The latest debt capacity report from the state Treasurer’s office finds that North Carolina has essentially exhausted its borrowing capacity — if it wants to keep its AAA credit rating. The economic slowdown and associated drop in state revenue is a part of that exhaustion, but it seems an even bigger part is the debt party the state has been running in recent years.

In fact, Raleigh seems to have gotten very quickly hooked on the cheap drunk of non-general obligation debt — debt that the General Assembly adopts in the form of certificates of participation, lease-purchase agreements, capital leases, basically anything bought on credit by the state — to the point where North Carolina looks like an AA-rated state. States with lower credit ratings typically go for these more expensive, but easier to sneak past the taxpayers, forms of appropriation-supported debt.

Lower rated states also have multiple debt-issuing entities, which brings us back to the 485 completion financing turkey-shoot. Treasurer Janet Cowell still wants the General Assembly to clarify what it wants NC DOT to do regarding debt-like obligations. Bev Perdue’s appointees wanted no part of that — foolishly thinking that the AG’s office settled matters — and so State Budget Director Charlie Perusse and Revenue Secretary Ken Lay voted not to include this recommendation in the report.

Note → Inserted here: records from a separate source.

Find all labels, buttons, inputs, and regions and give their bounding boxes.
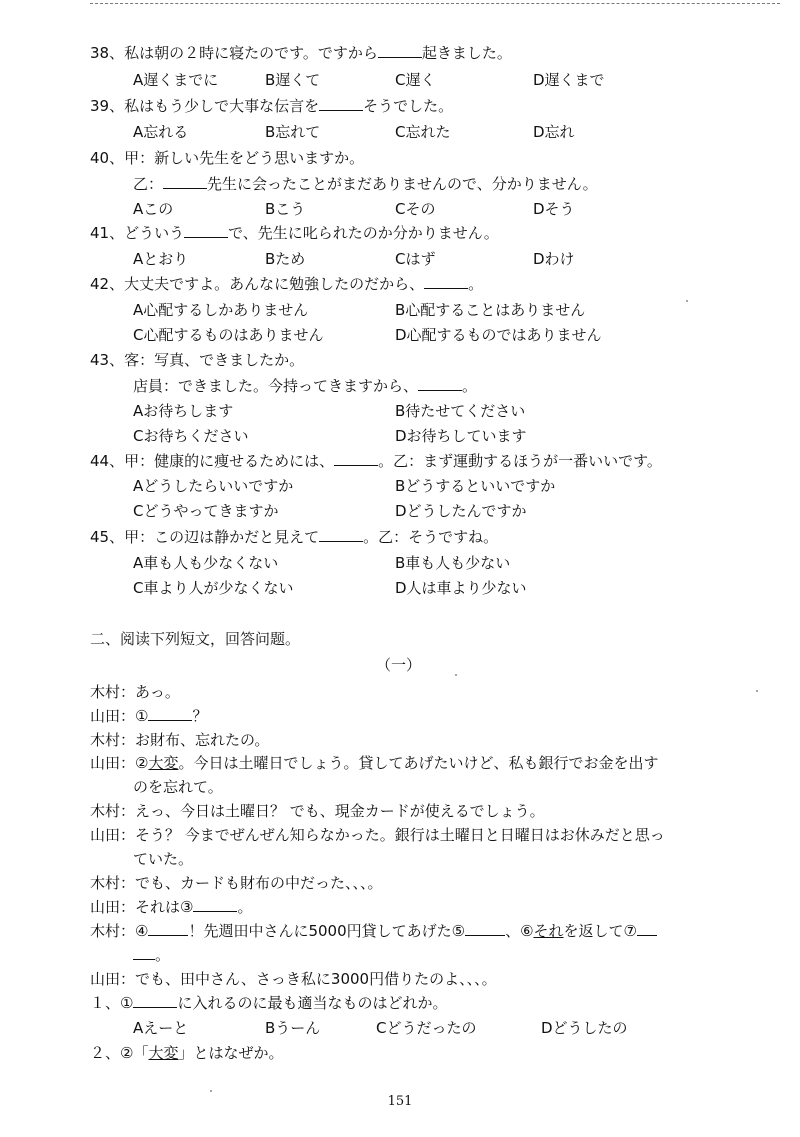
- question-text: 甲：新しい先生をどう思いますか。: [124, 149, 365, 167]
- answer-blank: [193, 897, 237, 912]
- option-a: Aえーと: [133, 1019, 189, 1037]
- answer-blank: [163, 174, 207, 189]
- question-text-end: 」とはなぜか。: [178, 1044, 284, 1062]
- dialogue-line-1: 木村：あっ。: [90, 683, 180, 701]
- option-a: A忘れる: [133, 123, 189, 141]
- question-number: 44、: [90, 452, 125, 470]
- question-number: 45、: [90, 528, 125, 546]
- dialogue-line-2: [90, 706, 207, 726]
- option-c: C車より人が少なくない: [133, 579, 294, 597]
- question-text-end: 先生に会ったことがまだありませんので、分かりません。: [207, 175, 598, 193]
- option-d: D遅くまで: [533, 71, 605, 89]
- dialogue-line-3: 木村：お財布、忘れたの。: [90, 731, 270, 749]
- option-a: Aとおり: [133, 250, 189, 268]
- option-b: B遅くて: [265, 71, 321, 89]
- option-c: Cその: [395, 200, 436, 218]
- answer-blank: [319, 527, 363, 542]
- question-text-end: に入れるのに最も適当なものはどれか。: [177, 994, 448, 1012]
- question-39: [90, 96, 453, 116]
- answer-blank: [148, 921, 188, 936]
- dialogue-line-4-cont: のを忘れて。: [133, 778, 223, 796]
- question-45: [90, 527, 498, 547]
- option-c: C遅く: [395, 71, 436, 89]
- option-b: Bため: [265, 250, 306, 268]
- question-number: １、: [90, 994, 121, 1012]
- dialogue-text: ！先週田中さんに5000円貸してあげた⑤: [188, 922, 466, 940]
- option-d: D心配するものではありません: [395, 326, 602, 344]
- answer-blank: [418, 376, 462, 391]
- option-c: Cどうだったの: [376, 1019, 477, 1037]
- question-41: [90, 223, 499, 243]
- dialogue-line-9-cont: [133, 945, 170, 965]
- underlined-word: それ: [533, 922, 564, 940]
- option-a: Aお待ちします: [133, 402, 234, 420]
- dialogue-line-7: 木村：でも、カードも財布の中だった、、、。: [90, 874, 383, 892]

Guys, you can run, but you cannot hide. The state credit card is maxed out and highway contractors will not be able to get credit either — not without explicit state guarantees of their debt. Which NC DOT does not have the legal authority to issue. Yet.

The choice is clear for state policymakers. Begin to sober up now — or face one hell of a hangover. And even higher borrowing costs.

Bonus Question: Will this be the year that someone stands up and says, “Screw the credit rating, let’s keep spending!” I wonder.